While I’m on the topic of odd decisions Nintendo made with the 3DS, I also found some of the translation choices made with the 3DS interface to be a little awkward at times. For example, instead of calling programs “applications” or “apps,” they’re referred to as “software.” Which is fair enough, I suppose maybe they want to distance their programs from smart phone apps (though I might’ve gone with calling them “programs” instead).

But even more awkwardly, when you’re in the process of exiting out of a “software,” it refers to it as being “suspended software.” Which had me do a double-take the first time I read it, because “suspended” is a word that often has negative connotations in our culture. You’re suspended from school, or your superiors have put you on suspension, or your Youtube account has been suspended. Why not just say it’s been minimized, or perhaps call it on-hold?

This is a minor nitpick, of course. A more significant problem is the current lack of games even in the Nintendo eShop. Nintendo has such a vast library of older games, you’d think they’d make at least a significant chunk of it available at launch, in order to make the 3DS seem more desirable. But no, they’ve left it pretty empty so far.
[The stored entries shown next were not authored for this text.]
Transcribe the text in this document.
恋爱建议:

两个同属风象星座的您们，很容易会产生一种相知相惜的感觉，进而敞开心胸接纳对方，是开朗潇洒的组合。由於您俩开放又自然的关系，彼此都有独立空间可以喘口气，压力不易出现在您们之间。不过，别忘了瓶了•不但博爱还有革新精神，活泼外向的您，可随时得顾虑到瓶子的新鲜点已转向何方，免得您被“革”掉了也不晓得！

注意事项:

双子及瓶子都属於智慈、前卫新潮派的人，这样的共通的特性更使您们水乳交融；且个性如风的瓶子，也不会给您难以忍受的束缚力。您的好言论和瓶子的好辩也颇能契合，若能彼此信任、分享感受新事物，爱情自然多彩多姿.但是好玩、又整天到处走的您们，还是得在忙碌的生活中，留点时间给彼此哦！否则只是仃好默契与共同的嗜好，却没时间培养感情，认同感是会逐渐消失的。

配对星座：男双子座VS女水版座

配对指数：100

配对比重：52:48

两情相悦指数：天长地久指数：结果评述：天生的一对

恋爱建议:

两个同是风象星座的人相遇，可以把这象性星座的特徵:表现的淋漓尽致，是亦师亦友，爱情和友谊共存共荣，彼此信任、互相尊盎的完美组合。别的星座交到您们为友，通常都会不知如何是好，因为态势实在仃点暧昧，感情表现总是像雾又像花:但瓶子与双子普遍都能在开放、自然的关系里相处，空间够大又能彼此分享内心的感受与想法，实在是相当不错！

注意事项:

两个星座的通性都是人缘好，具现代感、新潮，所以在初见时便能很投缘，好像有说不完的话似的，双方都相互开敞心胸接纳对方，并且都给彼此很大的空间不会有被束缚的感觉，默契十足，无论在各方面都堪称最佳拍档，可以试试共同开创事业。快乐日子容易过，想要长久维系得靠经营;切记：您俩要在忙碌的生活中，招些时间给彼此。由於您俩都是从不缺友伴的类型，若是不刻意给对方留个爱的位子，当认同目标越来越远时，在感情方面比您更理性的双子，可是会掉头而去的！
Even worse, they’re limiting themselves to NES (in 3D), Gameboy, Gameboy Advance, and Game Gear games. Why not include SNES games? Why not include Sega Genesis games? For that matter, why not make the entire Wii Virtual Console library available on the 3DS, it’s not like it lacks the power to run them.

Why are there no playable demos in the Nintendo eShop? Why do I still need a Wii to connect the 3DS to in order to play DSi demos?

Why run a contest that requires the use of a program that is only available on the DSi, not yet on the 3DS, when you’re trying to convince DSi owners to get a 3DS?

I suppose it’s the same sort of thinking that led to the ineffectual Nintendo 3DS ad campaign, or the confusing Wii U announcement presentation. Or choosing not to release RPGs in the US that have already been translated into English, alienating a huge group of devoted fans.

Or in other words: because Nintendo.